第5話
投稿者:土方のわし 2024年9月12日
やったぜ。現場復帰五日目という名の「臨時休工日」じゃ。
朝から空が白く濁り、一ミリの隙もなく不穏な気配がしとった。現場監督から「本日、雨天休工」という名の撤退命令が入った瞬間、トップバリュの黄色いラベルという名の「燃料」を喉の奥底までラッパ飲みしながら、わしは静かに決意した。元コックの血という名の不純物が、出口を求めて騒ぎ出しとるんじゃ。
「おい、兄ちゃん。市場という名の資材置き場へ行くぞ。本物の『生』という名の打設を見せてやる」
おっさんにも至急連絡を入れると、「わし、魚の解体には自信がありますよ」と汚れ好きの目を光らせて、一ミリの迷いもなく合流しよった。
三人で傘も持たず、激しい雨という名の「散水」の中を突き進んだ。市場に着く頃には、三人とも一ミリの隙もなくずぶ濡れで、作業着が肌にずるずると、卑しく纏わりついとる。だが、誰も「おえん」とは言わんかった。
入り口をくぐった瞬間、磯と血と氷が混ざり合った「生の咆哮」が鼻をずるずると蹂躙しよる。瀬戸内の魚がしこたま詰まった発泡スチロールという名のコンテナ。わしの目は仲買人の動きを一ミリの隙もなく追い、鯛、太刀魚、牡蠣という名の獲物を次々と仕留めていった。
「わしさん、一ミリの妥協もない、獲物を狙う目になっとりますよ」
兄ちゃんが慄きよるが、ここはわしという名の重機が動く戦場じゃ。
アパートへ帰り、三人で狭い台所という名の「現場」にひしめき合った。わしが鯛の鱗を一気に引き始めると、銀色の外装(破片)がドバーっと飛び散り、濡れた体に一ミリの隙もなく張り付く。あぁ~~たまらねえぜ。土方仕事で固くなった手が、包丁という名の「精密機器」を握った途端、卑しいほど滑らかに稼働し出しよる。
「わしさんの手つき、現場の打設時よりずっと……凄みという名の精度がありますわ」
おっさんは宣言通り、メバルを一気に突うずるっ込み、解体を開始した。
「おっさん、そのハツリの手つき……どこで習熟した」
「昔、港の近くという名の現場におったことがあってな。潮の匂いという名の不純物にまみれて生きてきたんじゃ」
おっさんの過去という名の埋設物が、血の匂いと共に少しだけ出口を見せよった。わしはそれ以上掘り起こさず、ただ包丁を深く、一ミリの隙もなく沈めた。
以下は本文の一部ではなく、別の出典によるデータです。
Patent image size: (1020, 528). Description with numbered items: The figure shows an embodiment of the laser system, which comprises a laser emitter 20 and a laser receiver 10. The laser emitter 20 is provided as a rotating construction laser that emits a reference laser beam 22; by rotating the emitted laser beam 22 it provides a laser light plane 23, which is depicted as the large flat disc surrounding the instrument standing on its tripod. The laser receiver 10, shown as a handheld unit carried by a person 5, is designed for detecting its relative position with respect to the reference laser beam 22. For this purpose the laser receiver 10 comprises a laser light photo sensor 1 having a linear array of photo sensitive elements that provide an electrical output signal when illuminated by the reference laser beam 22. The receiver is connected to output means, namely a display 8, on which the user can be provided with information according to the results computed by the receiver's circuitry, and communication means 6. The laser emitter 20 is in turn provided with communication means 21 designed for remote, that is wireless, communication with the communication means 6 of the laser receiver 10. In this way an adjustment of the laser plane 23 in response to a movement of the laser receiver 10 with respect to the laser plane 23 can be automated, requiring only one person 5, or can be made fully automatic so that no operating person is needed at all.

太刀魚の塩焼き、メバルの煮付け、生姜醤油をぶっかけた牡蠣という名の「生の報酬」。
三人で地べたに座り込み、皿を一気に引き寄せた。
鯛の薄造りを口という名の搬入口へ滑り込ませると、淡白な甘みが舌を一ミリの隙もなく蹂躙し、もう気が狂う程気持ちええんじゃ。牡蠣を喉の奥底へずるっと圧入すると、濃厚な磯の精気が腹の中を一ミリの隙もなく暴れよる。ああ~~たまらねえぜ。
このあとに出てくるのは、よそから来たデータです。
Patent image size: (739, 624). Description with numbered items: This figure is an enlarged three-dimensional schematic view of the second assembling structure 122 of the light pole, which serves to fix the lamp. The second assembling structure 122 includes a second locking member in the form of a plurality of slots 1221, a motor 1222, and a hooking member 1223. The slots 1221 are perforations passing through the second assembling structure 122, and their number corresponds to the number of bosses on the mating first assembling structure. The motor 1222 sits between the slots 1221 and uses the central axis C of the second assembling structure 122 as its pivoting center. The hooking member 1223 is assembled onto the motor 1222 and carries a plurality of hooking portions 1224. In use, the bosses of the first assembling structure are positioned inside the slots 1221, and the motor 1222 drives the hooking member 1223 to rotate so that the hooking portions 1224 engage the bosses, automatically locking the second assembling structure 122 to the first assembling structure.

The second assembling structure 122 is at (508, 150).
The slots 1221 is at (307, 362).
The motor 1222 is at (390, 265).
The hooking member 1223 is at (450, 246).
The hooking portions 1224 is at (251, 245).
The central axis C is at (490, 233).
「わしさん、これ……おえんわ。素材の『生』がそのまま脳という名の司令部に直撃しますよ」
兄ちゃんが、出口を求めるように目を剥き、おっさんは静かにメバルの骨を一ミリの隙もなくしゃぶり尽くしとった。
激しい雨音が窓を一ミリの隙もなく叩く中、三人で皿を空にし、安酒を一気に喉の奥へ流し込んだ。
横では太郎という名の野獣が、鯛の白身を一気に突うずるっ込まれて、満足げにわしの膝という名の現場で丸くなっとる。
「ええ盛り合いになったのう」とおっさんがぽつりと言いよった。
明日はまた現場へ行き、泥とコンクリートに一ミリの隙もなくまみれる。それでええ。
包丁を握り、魚の脂という名の「防錆剤」でテカテカになったこの手を、わしは至急洗うつもりはねぇ。この脂を纏ったまま、明日の打設に乗り込んでやるわ。
――濡れた作業着を、一ミリの隙もなく一緒に脱ぎ捨ててくれる奴はおらんかのう。